Secondo la denuncia della madre, affidata ad un post su Facebook, la sepoltura non potrebbe avvenire senza il nulla osta del marito, in carcere con l'accusa di averla uccisa

"Sono una donna che è stata brutalmente ammazzata. Sono morta il 5 settembre 2019. Ma ancora non posso riposare". Queste le parole di denuncia, da "mamma di una vittima con l'anima all'ergastolo", scritte su Facebook dalla madre di Eleonora Perraro, la 43enne trovata trovata morta all'alba nel giardino di un bar di Torbole. Il marito è in carcere con l'accusa di omicidio e non concede il nulla osta per la sepoltura.

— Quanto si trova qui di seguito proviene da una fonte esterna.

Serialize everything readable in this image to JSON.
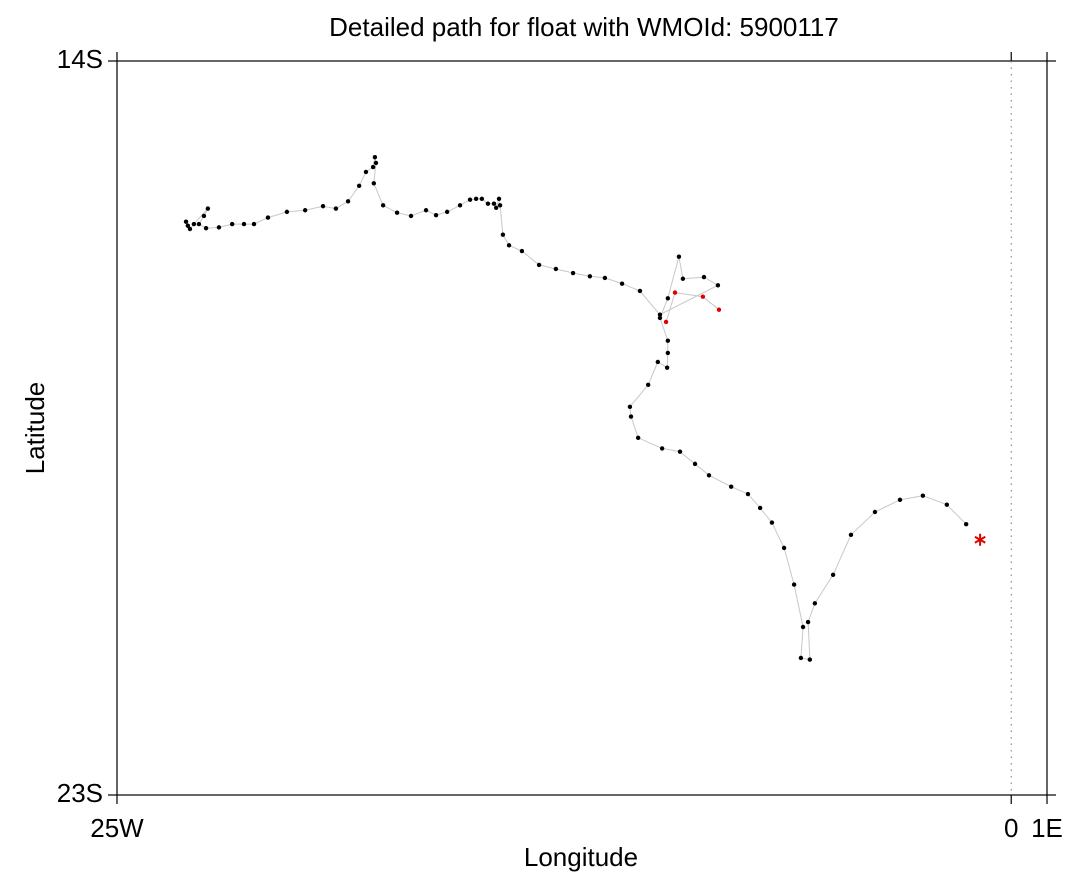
{
  "chart_data": {
    "type": "scatter",
    "title": "Detailed path for float with WMOId: 5900117",
    "x_label": "Longitude",
    "y_label": "Latitude",
    "xlim": [
      -25,
      1
    ],
    "ylim": [
      -23,
      -14
    ],
    "xticks": [
      {
        "value": -25,
        "label": "25W"
      },
      0,
      {
        "value": 1,
        "label": "1E"
      }
    ],
    "yticks": [
      {
        "value": -14,
        "label": "14S"
      },
      {
        "value": -23,
        "label": "23S"
      }
    ],
    "zero_line": true,
    "series": [
      {
        "color": "#000000",
        "line_color": "#c8c8c8",
        "marker": "dot",
        "x": [
          -1.26,
          -1.8,
          -2.47,
          -3.11,
          -3.81,
          -4.48,
          -4.98,
          -5.49,
          -5.68,
          -5.63,
          -5.88,
          -5.82,
          -6.07,
          -6.35,
          -6.69,
          -7.02,
          -7.36,
          -7.83,
          -8.45,
          -8.84,
          -9.26,
          -9.76,
          -10.43,
          -10.63,
          -10.66,
          -10.15,
          -9.88,
          -9.62,
          -9.6,
          -9.6,
          -9.82,
          -9.6,
          -9.29,
          -9.18,
          -8.59,
          -8.2,
          -9.82,
          -10.38,
          -10.88,
          -11.36,
          -11.78,
          -12.25,
          -12.73,
          -13.2,
          -13.68,
          -14.04,
          -14.21,
          -14.29,
          -14.32,
          -14.4,
          -14.46,
          -14.63,
          -14.8,
          -14.96,
          -15.13,
          -15.41,
          -15.77,
          -16.08,
          -16.36,
          -16.78,
          -17.17,
          -17.56,
          -17.82,
          -17.76,
          -17.79,
          -17.84,
          -18.04,
          -18.23,
          -18.54,
          -18.88,
          -19.24,
          -19.74,
          -20.25,
          -20.78,
          -21.17,
          -21.45,
          -21.78,
          -22.15,
          -22.51,
          -22.71,
          -22.57,
          -22.46,
          -22.85,
          -22.96,
          -23.02,
          -23.07
        ],
        "values": [
          -19.68,
          -19.44,
          -19.33,
          -19.38,
          -19.53,
          -19.81,
          -20.3,
          -20.65,
          -20.88,
          -21.34,
          -21.32,
          -20.94,
          -20.42,
          -19.97,
          -19.66,
          -19.48,
          -19.31,
          -19.22,
          -19.08,
          -18.94,
          -18.79,
          -18.75,
          -18.62,
          -18.36,
          -18.24,
          -17.97,
          -17.69,
          -17.76,
          -17.58,
          -17.43,
          -17.15,
          -16.91,
          -16.4,
          -16.67,
          -16.65,
          -16.75,
          -17.11,
          -16.82,
          -16.73,
          -16.66,
          -16.64,
          -16.6,
          -16.55,
          -16.5,
          -16.33,
          -16.26,
          -16.13,
          -15.77,
          -15.69,
          -15.8,
          -15.75,
          -15.75,
          -15.69,
          -15.69,
          -15.7,
          -15.77,
          -15.85,
          -15.89,
          -15.83,
          -15.9,
          -15.86,
          -15.77,
          -15.5,
          -15.25,
          -15.18,
          -15.3,
          -15.36,
          -15.53,
          -15.72,
          -15.81,
          -15.78,
          -15.83,
          -15.85,
          -15.92,
          -16.0,
          -16.0,
          -16.0,
          -16.04,
          -16.05,
          -16.0,
          -15.9,
          -15.81,
          -16.0,
          -16.06,
          -16.02,
          -15.97
        ]
      },
      {
        "color": "#e00000",
        "line_color": "#c8c8c8",
        "marker": "dot",
        "x": [
          -9.65,
          -9.4,
          -8.62,
          -8.17
        ],
        "values": [
          -17.2,
          -16.84,
          -16.89,
          -17.05
        ]
      },
      {
        "color": "#e00000",
        "marker": "star",
        "x": [
          -0.87
        ],
        "values": [
          -19.87
        ]
      }
    ]
  }
}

Una lettera straziante, scritta dal punto di vista della vittima, l'io narrante di una denuncia davvero clamorosa: "Io sono morta e non mi sento garantita perché ancora non ho un luogo dove io possa riposare in pace. Mia madre versa lacrime al vento invece che sulla mia tomba".

Lo scritto è stato affidato alla pagina Facebook 'Progetto Alba Chiara', dedicata ad un'altra vittima di femminicidio, la giovane di Tenno uccisa dal fidanzato, che poi si tolse la vita a sua volta. La denuncia ha suscitato grande scalpore nell'opinione pubblica.